Pola-Pola pemikiran nyeleneh diatas, dengan ditopang dan didukung dana yang besar serta keberpihakan media elektronik dan cetak sebagai alat yang paling efektif menyebarkan faham tersebut lambat laun telah mengotori pemikiran sebagian umat Islam. Bahkan lebih celakanya lagi orang-orang yang punya pemikiran kontroversi tersebut lahir dari golongan akademis yang dapat melahirkan intelektual-intelektual Islam, contohnya seperti IAIN yang sekarang diganti UIN banyak Dosen-Dosen yang mempengaruhi pola fikir Mahasiswanya untuk membedah Hukum-Hukum Islam yang telah baku dan jelas keshohihannya.
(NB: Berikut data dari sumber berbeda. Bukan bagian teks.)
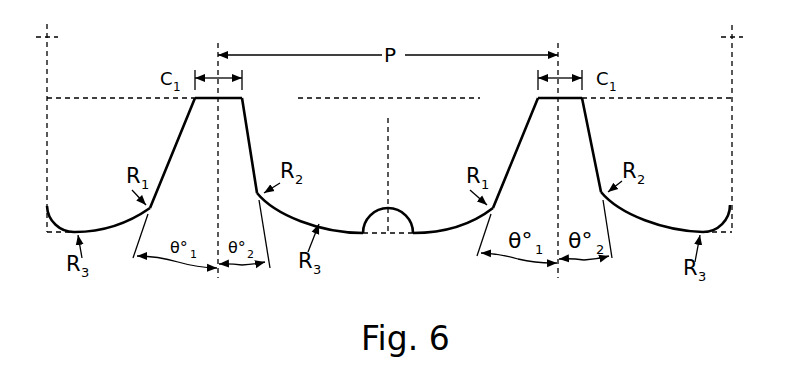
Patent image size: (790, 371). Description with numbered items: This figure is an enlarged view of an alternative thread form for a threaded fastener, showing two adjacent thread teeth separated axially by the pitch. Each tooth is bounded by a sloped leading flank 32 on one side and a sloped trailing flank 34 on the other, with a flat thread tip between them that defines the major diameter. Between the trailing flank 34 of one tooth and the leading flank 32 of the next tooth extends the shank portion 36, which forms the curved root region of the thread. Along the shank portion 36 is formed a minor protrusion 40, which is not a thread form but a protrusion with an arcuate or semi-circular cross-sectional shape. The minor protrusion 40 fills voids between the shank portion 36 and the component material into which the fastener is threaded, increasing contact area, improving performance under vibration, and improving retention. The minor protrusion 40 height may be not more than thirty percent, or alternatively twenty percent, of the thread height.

The leading flank 32 is at (177, 148).
The trailing flank 34 is at (250, 148).
The shank portion 36 is at (432, 233).
The minor protrusion 40 is at (398, 204).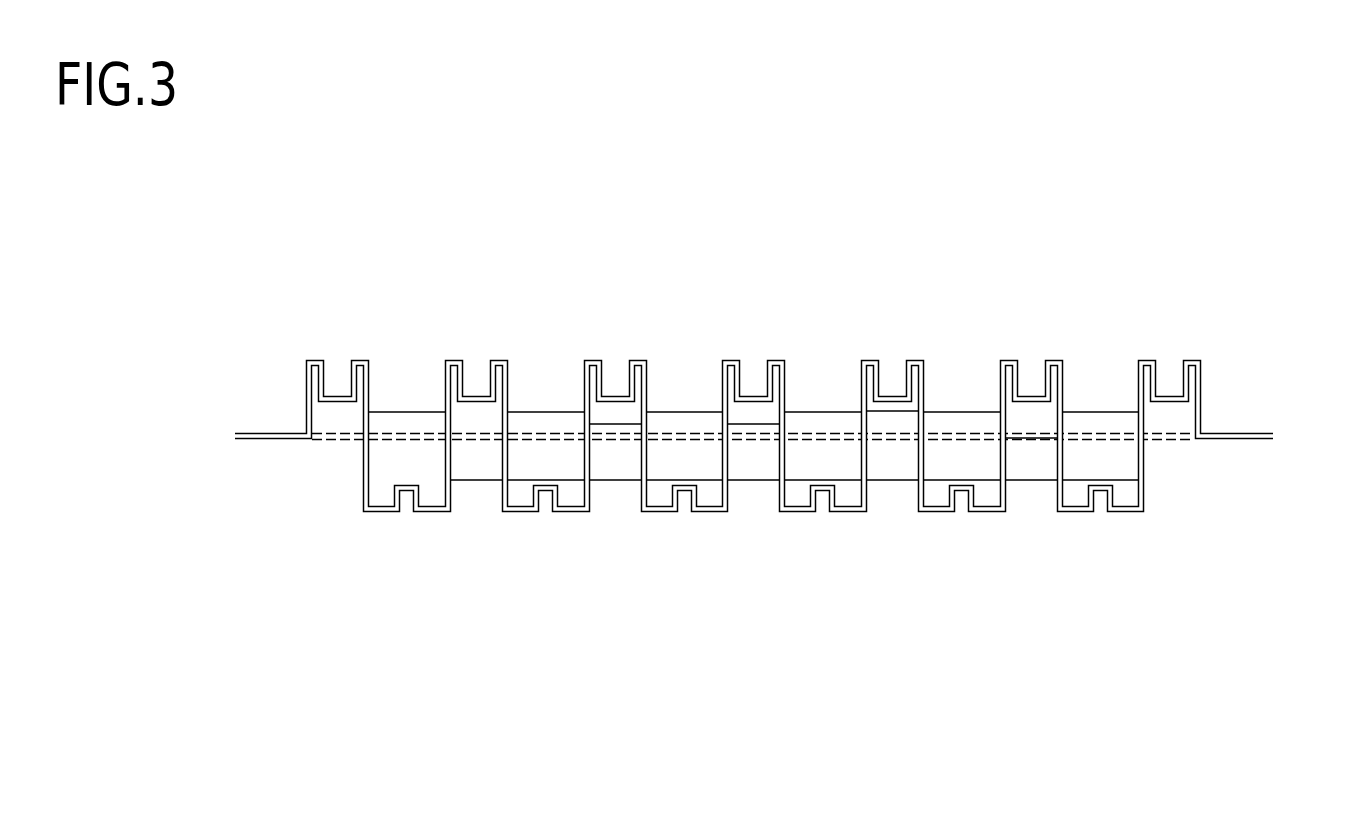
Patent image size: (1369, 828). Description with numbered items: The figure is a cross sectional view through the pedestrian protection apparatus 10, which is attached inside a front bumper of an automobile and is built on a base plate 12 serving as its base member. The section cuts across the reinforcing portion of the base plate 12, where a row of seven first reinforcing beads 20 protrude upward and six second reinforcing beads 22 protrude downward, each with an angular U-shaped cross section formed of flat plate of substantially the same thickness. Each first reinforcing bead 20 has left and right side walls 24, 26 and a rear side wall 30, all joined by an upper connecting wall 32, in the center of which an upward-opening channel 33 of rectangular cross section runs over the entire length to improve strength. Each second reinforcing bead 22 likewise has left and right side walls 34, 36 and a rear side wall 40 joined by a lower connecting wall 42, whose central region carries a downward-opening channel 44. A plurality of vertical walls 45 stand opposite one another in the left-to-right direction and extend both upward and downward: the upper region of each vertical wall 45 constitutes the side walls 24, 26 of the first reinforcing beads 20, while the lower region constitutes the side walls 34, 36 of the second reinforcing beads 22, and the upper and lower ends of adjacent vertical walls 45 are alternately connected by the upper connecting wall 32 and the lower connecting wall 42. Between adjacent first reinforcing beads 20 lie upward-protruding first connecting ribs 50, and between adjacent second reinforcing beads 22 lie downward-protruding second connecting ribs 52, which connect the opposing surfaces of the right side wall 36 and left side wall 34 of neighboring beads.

The pedestrian protection apparatus 10 is at (1258, 460).
The base plate 12 is at (255, 445).
The first reinforcing beads 20 is at (315, 353).
The second reinforcing beads 22 is at (392, 522).
The left side wall 24 is at (307, 392).
The right side wall 26 is at (368, 382).
The rear side wall 30 is at (337, 420).
The upper connecting wall 32 is at (358, 362).
The channel 33 is at (330, 390).
The left side wall 34 is at (363, 495).
The right side wall 36 is at (448, 493).
The rear side wall 40 is at (432, 497).
The lower connecting wall 42 is at (383, 512).
The channel 44 is at (402, 500).
The vertical walls 45 is at (440, 444).
The first connecting ribs 50 is at (541, 452).
The second connecting ribs 52 is at (473, 458).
Potret buram kondisi Umat Islam semacam itu, menurut hemat penulis tak terlepas dari konsfirasi Global yang sengaja dibangun untuk mendeskreditkan Islam, sebagaimana Tesis Sameul Hamilton bahwa setelah perang dingin berakhir antara Unisovyet dan Amerika Serikat, maka ancaman baru bagi eksistensi Amerika dan Uni Eropa adalah Islam. Maka dimotori Bush satu persatu Negara Islam diserang dan dihancurkan seperti Afghanistan dan Irak dan mungkin sebentar lagi Iran.
Kembali lagi pada konsfirasi global khususnya dalam bidang pemikiran dan mencari kelemahan Islam, mereka mendanai sebuah proyek pengkajian kembali kontemplasi Hukum Islam untuk dibelokan menjadi Hukum yang lebih berpihak pada kepentingan mereka, baik sifatnya jangka panjang maupun jangka pendek, mereka mengharapkan Umat Islam tidak menyentuh pada ranah politik sehingga bila kekuasaan dipegang oleh Umat Islam berbagai kepentingan mereka akan terganjal, mereka menginginkan agar umat Islam tak punya peran strategis dalam mengelola negara.